Methane is a super-powered greenhouse gasoline. Pound-for-pound, methane is 80 times stronger than carbon dioxide within the first twenty years after launch. Over the previous two centuries, its focus has more than doubled, a a lot sooner enhance than for carbon dioxide. Methane concentrations are rising extra shortly than at any time since record-keeping started.
World methane emissions are additionally dominated by human actions to an extent far higher than for carbon dioxide. Greater than 60 percent of worldwide methane emissions come from human exercise: extracting fossil fuels; elevating cows that burp (not fart); dumping trash in our landfills and waste remedy websites.
The excellent news is {that a} tiny fraction of websites are liable for a lot of that air pollution. Emissions of methane are dominated by so-called super-emitters: 5 percent of facilities yield greater than half of all methane emissions in a given oil and gasoline discipline or trade. Quench these emissions and we’ll dent world methane air pollution considerably.
MethaneSAT and Carbon Mapper circle the Earth north-south in a polar orbit. Because the planet turns under them—like a basketball spinning in your finger—they see a unique band of potential emitting websites in every go.
MethaneSAT has a wider discipline of view than Carbon Mapper. The pixels it photos are 15,000 sq. miles, concerning the measurement of Montana’s Glacier Nationwide Park. It is going to be good at figuring out methane sizzling spots. Carbon Mapper, in distinction, is just like the zoom in your digicam. It is going to distinguish particular person sources on the scale of a soccer discipline, attributing methane plumes to single sources (and single homeowners) on the bottom.
There’s a caveat: Each of those satellites want daylight to see the world. This would possibly effectively lead unscrupulous homeowners of oil and gasoline corporations to order their crews to carry out facility upkeep at evening, when such satellites can’t see them. Now I don’t consider that the homeowners of most oil and gasoline corporations are unscrupulous, however a few of them are and, in 2025, they’ll go night-owl on us.
Regardless, gone are the times when big gasoline leaks just like the 2015 blowout on the Aliso Canyon pure gasoline storage discipline in Los Angeles will go unreported for weeks. That blowout sickened close by residents, led to a $1.8 billion settlement from SoCalGas to nearly 10,000 evacuated households, and in the end emitted 97,000 metric ton of methane, the largest gasoline leak in US historical past.

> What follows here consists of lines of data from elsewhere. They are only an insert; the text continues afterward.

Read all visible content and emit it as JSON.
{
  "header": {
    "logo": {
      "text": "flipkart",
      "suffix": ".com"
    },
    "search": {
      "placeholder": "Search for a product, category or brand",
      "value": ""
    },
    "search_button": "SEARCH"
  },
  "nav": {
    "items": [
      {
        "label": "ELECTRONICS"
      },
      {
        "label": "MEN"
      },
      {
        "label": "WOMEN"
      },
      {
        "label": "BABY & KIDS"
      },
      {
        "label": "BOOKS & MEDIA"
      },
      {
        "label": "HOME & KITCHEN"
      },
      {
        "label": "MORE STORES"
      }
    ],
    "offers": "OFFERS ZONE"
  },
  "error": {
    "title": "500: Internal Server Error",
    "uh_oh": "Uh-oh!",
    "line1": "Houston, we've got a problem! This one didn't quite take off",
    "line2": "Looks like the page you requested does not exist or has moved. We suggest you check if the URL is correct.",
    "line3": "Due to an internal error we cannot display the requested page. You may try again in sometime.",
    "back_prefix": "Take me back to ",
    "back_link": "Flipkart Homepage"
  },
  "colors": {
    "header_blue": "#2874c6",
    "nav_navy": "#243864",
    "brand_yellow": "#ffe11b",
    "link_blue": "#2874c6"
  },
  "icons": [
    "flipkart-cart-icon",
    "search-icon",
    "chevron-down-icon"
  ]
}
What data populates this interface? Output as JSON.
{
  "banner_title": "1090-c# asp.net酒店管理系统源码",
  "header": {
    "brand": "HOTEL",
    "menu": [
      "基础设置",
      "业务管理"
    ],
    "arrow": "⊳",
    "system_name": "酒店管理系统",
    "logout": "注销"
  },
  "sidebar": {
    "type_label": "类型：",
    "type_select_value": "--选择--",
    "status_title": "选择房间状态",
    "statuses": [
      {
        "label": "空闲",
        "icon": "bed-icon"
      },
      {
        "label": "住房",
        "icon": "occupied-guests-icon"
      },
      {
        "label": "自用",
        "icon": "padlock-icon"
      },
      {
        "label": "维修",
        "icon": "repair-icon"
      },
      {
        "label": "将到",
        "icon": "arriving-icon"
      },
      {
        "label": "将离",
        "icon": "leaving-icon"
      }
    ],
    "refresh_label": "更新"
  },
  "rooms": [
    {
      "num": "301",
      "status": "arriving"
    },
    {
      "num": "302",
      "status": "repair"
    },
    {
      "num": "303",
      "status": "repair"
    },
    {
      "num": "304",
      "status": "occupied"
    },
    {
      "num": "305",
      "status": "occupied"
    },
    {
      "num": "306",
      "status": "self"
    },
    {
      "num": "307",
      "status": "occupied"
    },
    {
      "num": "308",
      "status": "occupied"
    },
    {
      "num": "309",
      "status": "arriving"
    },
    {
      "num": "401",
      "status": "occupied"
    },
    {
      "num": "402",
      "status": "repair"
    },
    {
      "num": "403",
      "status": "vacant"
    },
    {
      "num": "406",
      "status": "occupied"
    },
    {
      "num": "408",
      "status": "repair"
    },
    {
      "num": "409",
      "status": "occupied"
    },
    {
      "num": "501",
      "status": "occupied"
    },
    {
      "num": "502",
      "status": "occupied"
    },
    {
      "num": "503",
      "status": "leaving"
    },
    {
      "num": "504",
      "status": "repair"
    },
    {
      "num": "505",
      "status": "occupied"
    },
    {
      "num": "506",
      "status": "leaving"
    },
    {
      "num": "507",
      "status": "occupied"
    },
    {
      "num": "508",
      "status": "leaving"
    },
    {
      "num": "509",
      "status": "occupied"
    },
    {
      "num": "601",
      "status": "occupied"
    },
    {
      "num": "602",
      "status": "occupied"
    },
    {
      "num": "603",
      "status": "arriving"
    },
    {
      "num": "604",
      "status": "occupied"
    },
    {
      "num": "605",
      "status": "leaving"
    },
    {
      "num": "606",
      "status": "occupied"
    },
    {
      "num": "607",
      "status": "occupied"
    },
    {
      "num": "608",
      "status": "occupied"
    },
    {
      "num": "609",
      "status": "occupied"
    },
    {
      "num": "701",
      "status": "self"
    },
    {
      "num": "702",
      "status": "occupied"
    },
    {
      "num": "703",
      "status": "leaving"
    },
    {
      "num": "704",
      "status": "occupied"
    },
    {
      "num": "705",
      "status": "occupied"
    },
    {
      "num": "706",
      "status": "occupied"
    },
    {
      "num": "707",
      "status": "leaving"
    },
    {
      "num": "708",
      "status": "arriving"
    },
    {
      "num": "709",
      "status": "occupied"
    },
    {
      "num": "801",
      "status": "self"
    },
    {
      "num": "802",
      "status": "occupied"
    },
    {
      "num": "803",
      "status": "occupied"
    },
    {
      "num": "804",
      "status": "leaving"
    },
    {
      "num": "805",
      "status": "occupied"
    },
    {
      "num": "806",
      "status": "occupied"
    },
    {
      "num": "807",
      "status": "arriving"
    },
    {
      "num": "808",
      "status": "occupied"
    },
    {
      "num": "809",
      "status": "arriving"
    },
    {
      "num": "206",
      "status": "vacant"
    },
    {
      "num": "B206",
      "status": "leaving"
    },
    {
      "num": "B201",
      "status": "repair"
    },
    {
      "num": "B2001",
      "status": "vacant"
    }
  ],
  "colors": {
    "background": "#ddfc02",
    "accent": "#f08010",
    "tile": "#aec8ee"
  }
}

In 2025, these satellites will allow us to discover the world’s largest polluters. We’ll have the ability to peer into coal mines and oil and gasoline fields in distant corners of the world and nations the place we aren’t allowed to work in immediately, just like the Raspadskaya Coal Mine in Russia and the Qingshui basin in China.
We’ll discover super-emitters in the US too, and a few Fortune 500 executives may have egg on their faces. Massive oil corporations resembling ExxonMobil and Chevron and their subsidiaries might be flagged for air pollution within the Permian Basin in West Texas and the Bakken Oil Subject in North Dakota. Landfill, feedlot, and wastewater remedy operators may also be embarrassed. In 2025, there might be nowhere for the “Most Needed” methane polluters to cover.